I’ve been dealing with fear for years. Here are some things I’ve learned that may be useful. If you want more insights, I’ve written a lot of notes from the journey – search for blogs here about anxiety.
Your fear is not unreasonable. You’ve lived through something, or the threat of something that has taught you to be afraid. If the world seems hostile, dangerous and unkind, this is because you have found it to be so. Your fear is rational. If you are in a dangerous situation, treating your fear like it’s an irrational response will keep you in danger – often an issue in abusive relationships. If you are not in danger, historical fear can make your life hell.
It is really important to notice the fear. If it becomes normal, this may take more effort. Accelerated heart rate, overwhelming feelings of threat, futility, powerlessness and everything going wrong are not normal. If you’re feeling those a lot, or all the time, you are feeling fear.
Risk assess.

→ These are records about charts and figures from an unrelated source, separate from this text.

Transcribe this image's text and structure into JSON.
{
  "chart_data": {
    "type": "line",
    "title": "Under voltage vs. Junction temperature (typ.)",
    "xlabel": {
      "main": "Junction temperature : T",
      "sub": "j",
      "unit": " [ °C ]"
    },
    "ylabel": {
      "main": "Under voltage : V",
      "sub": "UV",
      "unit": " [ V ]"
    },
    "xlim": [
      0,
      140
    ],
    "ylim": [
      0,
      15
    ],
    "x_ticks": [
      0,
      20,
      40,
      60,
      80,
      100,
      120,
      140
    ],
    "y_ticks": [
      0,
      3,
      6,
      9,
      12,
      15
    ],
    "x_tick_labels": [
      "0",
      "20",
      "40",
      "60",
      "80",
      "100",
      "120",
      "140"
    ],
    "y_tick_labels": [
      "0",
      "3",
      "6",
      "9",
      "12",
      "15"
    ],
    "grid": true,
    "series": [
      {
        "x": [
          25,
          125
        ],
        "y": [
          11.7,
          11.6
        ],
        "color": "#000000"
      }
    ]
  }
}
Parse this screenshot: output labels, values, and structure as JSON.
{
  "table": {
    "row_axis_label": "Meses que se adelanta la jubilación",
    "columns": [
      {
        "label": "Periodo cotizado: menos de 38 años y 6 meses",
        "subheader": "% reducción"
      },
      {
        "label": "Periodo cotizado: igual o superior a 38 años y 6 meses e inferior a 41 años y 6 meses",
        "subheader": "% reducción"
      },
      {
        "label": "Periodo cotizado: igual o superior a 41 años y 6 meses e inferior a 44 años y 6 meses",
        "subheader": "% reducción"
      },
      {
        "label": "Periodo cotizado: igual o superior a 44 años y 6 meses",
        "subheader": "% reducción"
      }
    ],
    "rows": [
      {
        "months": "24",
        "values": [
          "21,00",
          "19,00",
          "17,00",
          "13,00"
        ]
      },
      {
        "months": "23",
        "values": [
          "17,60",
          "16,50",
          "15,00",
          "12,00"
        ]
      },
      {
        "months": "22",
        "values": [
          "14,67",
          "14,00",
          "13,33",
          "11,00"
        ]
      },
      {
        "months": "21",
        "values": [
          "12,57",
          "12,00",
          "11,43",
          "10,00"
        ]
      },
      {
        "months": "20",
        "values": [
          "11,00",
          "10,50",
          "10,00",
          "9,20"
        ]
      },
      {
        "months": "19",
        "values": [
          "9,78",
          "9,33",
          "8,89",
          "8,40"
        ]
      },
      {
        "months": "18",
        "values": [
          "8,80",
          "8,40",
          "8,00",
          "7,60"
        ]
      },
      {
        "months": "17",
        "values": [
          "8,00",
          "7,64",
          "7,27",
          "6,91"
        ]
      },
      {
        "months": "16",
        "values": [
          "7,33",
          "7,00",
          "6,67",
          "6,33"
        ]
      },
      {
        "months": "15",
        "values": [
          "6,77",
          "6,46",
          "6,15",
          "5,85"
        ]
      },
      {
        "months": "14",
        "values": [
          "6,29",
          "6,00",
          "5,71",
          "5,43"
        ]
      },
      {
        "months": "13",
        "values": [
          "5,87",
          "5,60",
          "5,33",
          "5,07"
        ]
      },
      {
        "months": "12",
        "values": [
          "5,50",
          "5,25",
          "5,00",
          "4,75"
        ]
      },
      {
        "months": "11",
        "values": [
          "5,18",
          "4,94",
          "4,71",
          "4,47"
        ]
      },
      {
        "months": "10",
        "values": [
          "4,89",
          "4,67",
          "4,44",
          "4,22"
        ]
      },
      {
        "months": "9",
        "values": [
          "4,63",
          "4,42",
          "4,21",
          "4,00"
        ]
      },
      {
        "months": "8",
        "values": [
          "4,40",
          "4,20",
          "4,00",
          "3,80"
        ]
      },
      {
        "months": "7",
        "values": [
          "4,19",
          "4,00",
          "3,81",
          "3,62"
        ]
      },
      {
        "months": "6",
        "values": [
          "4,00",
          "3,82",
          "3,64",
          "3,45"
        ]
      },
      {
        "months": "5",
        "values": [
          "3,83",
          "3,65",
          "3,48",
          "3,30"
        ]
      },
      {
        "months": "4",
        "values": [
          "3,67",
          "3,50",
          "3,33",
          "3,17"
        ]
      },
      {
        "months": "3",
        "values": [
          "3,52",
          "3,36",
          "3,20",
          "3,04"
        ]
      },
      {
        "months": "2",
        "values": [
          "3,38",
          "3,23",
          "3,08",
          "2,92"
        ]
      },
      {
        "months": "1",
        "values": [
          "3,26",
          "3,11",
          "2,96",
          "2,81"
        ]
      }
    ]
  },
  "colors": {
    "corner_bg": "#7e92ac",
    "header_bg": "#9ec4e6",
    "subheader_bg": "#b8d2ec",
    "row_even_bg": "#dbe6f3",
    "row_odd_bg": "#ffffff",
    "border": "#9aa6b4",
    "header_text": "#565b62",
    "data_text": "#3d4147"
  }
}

Sit down, breathe slowly and look at what you’re afraid of. Ask yourself how real the threats are, and try and go through them as slowly and carefully as you can. If you find you are in real danger, seek help. Take it seriously. If the danger is based on past experience, question it. Don’t let it take over. It is reasonable to be afraid if you have been through trauma, but it doesn’t mean you are always in danger.
Breathing slowly and deeply is often a good way to control fear in the body. Moving is good. I find I have to literally run away sometimes to control the flight responses. I get out and walk. If you freeze up with fear, try and coax yourself into some small, gentle movement. Flight, fight and freeze responses are all signs that fear has taken you over.
It is really important to eat well, get exercise, rest and sleep, and to do things that comfort you. Alcohol doesn’t really help. Many of us find herbal interventions like St Johns Wort, chamomile, valerian and lavender to be helpful, and you’re in control of those, which helps. If your body is run down, exhausted or malnourished it has good reasons to be afraid, and that won’t help.
This is really hard stuff to deal with on your own. You are not obliged to deal with it on your own. Fear may tell you no one will help you, or that they will use it as an opportunity to hold power over you. Find the people who also live with anxiety and work with them. It is easier to dismantle this sort of stuff as part of a team. It is easier to think about other people’s experiences than your own. By sharing your experiences, you can help someone else. By supporting each other we can make safe spaces to defend ourselves from fear.
You didn’t get here by yourself. Fear will tell you that people will judge you and think less of you if you need help. This isn’t always true. Some people will do this, but not everyone, and the people worth having in your life are the friends and allies who will not kick you when you are down. Get out as far as you can from situations where people will use your vulnerabilities to hurt you. Find the people you can trust. Even if it’s just some random blogger like me. You aren’t alone, and you can get the fear under control and have some, or all of your life back.